Mahanagar Gas Limited reported a 46.3% year-on-year decline in profit to ₹130 crore [4] for the quarter ended March 2026.
The results highlight a disconnect between operational growth and financial profitability, as the company struggled to translate higher gas volumes into bottom-line gains.
Revenue for the fourth quarter of the 2025-26 financial year remained flat at ₹2,052 crore [1]. While the top line held steady, the company saw a significant drop in operational efficiency. EBITDA fell 26% to ₹260 crore [2] during the period.
Despite the decline in profits and earnings, the company experienced growth in its core operations. Gas volume surged 11% year-on-year [3], a sign of increasing demand for its services.
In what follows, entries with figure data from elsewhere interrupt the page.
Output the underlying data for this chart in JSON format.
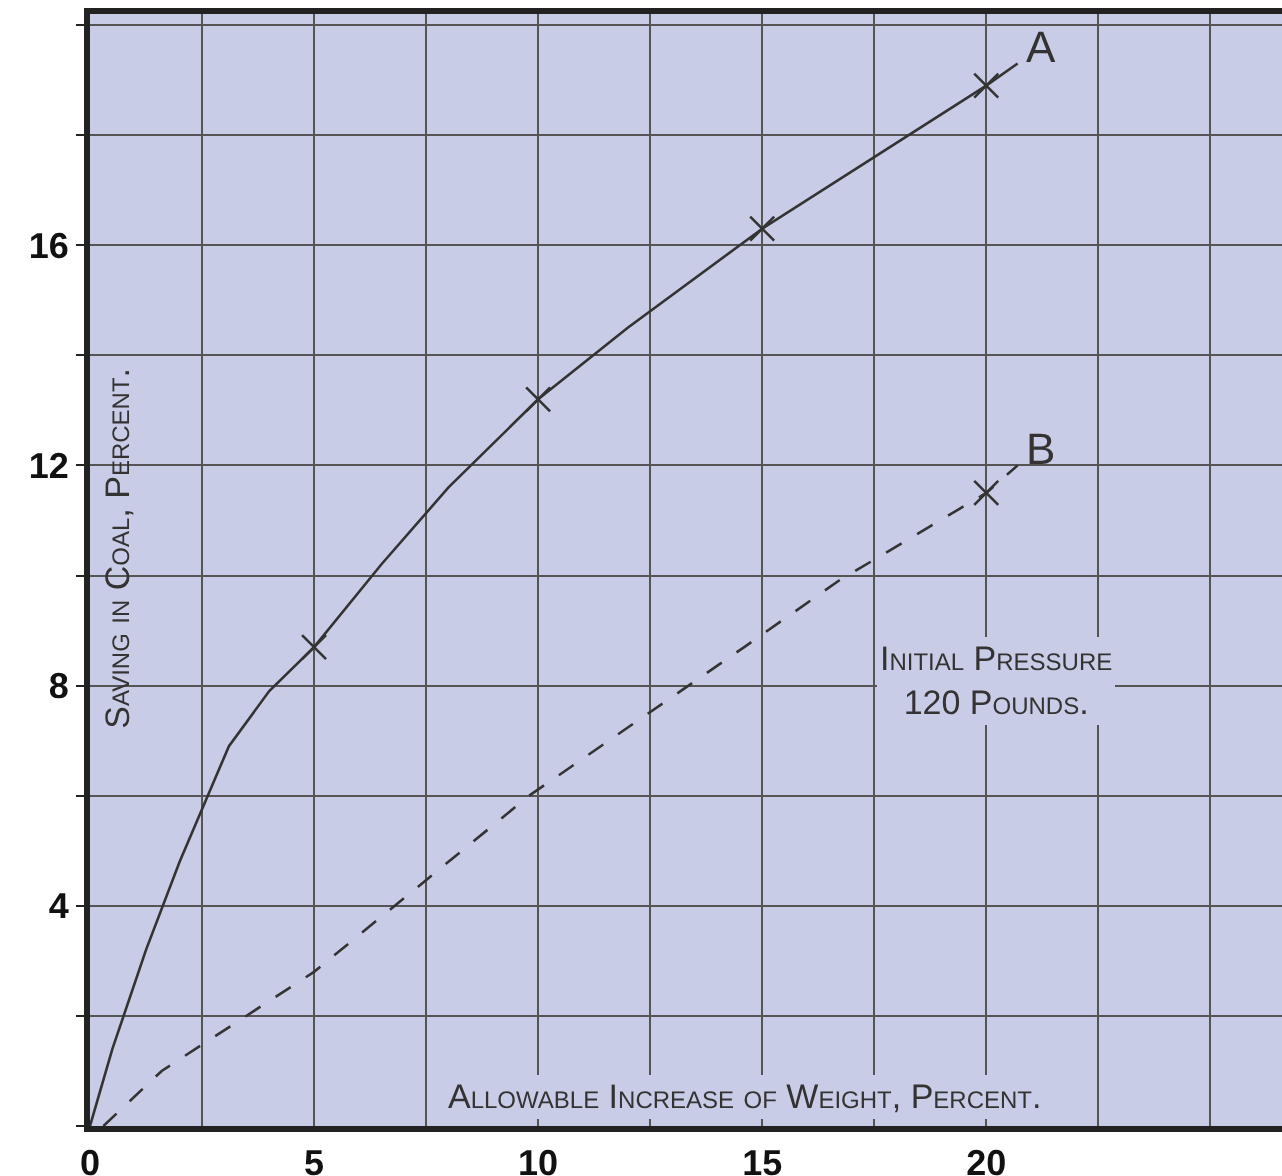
{
  "chart_data": {
    "type": "line",
    "xlabel": "Allowable Increase of Weight, Percent.",
    "ylabel": "Saving in Coal, Percent.",
    "annotations": [
      "Initial Pressure\n120 Pounds."
    ],
    "series": [
      {
        "name": "A",
        "type": "line",
        "color": "#333333",
        "line_style": "solid",
        "marker": "none",
        "x": [
          0,
          0.5,
          1.25,
          2,
          3.1,
          4,
          5,
          6.5,
          8,
          10,
          12,
          15,
          17.5,
          20,
          20.7
        ],
        "values": [
          0,
          1.4,
          3.2,
          4.8,
          6.9,
          7.9,
          8.7,
          10.2,
          11.6,
          13.2,
          14.5,
          16.3,
          17.6,
          18.9,
          19.3
        ]
      },
      {
        "type": "scatter",
        "color": "#333333",
        "marker": "cross",
        "x": [
          5,
          10,
          15,
          20
        ],
        "values": [
          8.7,
          13.2,
          16.3,
          18.9
        ]
      },
      {
        "name": "B",
        "type": "line",
        "color": "#333333",
        "line_style": "dashed",
        "marker": "none",
        "x": [
          0.3,
          1.6,
          5,
          9.8,
          14.6,
          16.7,
          20,
          20.7
        ],
        "values": [
          0,
          1,
          2.8,
          6,
          8.7,
          9.9,
          11.5,
          12
        ]
      },
      {
        "type": "scatter",
        "color": "#333333",
        "marker": "cross",
        "x": [
          20
        ],
        "values": [
          11.5
        ]
      }
    ],
    "xlim": [
      0,
      26.6
    ],
    "ylim": [
      0,
      20.2
    ],
    "xticks": [
      0,
      {
        "value": 2.5,
        "label": null
      },
      5,
      {
        "value": 7.5,
        "label": null
      },
      10,
      {
        "value": 12.5,
        "label": null
      },
      15,
      {
        "value": 17.5,
        "label": null
      },
      20,
      {
        "value": 22.5,
        "label": null
      },
      {
        "value": 25,
        "label": null
      }
    ],
    "yticks": [
      {
        "value": 0,
        "label": null
      },
      {
        "value": 2,
        "label": null
      },
      4,
      {
        "value": 6,
        "label": null
      },
      8,
      {
        "value": 10,
        "label": null
      },
      12,
      {
        "value": 14,
        "label": null
      },
      16,
      {
        "value": 18,
        "label": null
      },
      {
        "value": 20,
        "label": null
      }
    ],
    "grid": true
  }
}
To reward shareholders amid the profit dip, the board recommended a dividend of ₹18 per share [5]. This move provides a direct return to investors while the company manages the volatility in its quarterly earnings.
The financial data reflects a challenging quarter where increased volume did not offset the pressures impacting EBITDA and net profit. The flat revenue suggests that pricing or market conditions may have capped the growth potential of the 11% volume increase [1], [3].
“Profit falls 46.3% YoY to ₹130 crore”
The disparity between an 11% increase in volume and a sharp decline in profit suggests that Mahanagar Gas is facing compressed margins. This could be the result of rising input costs or a pricing strategy that cannot keep pace with operational expenses, meaning that higher usage is not currently translating into higher profitability.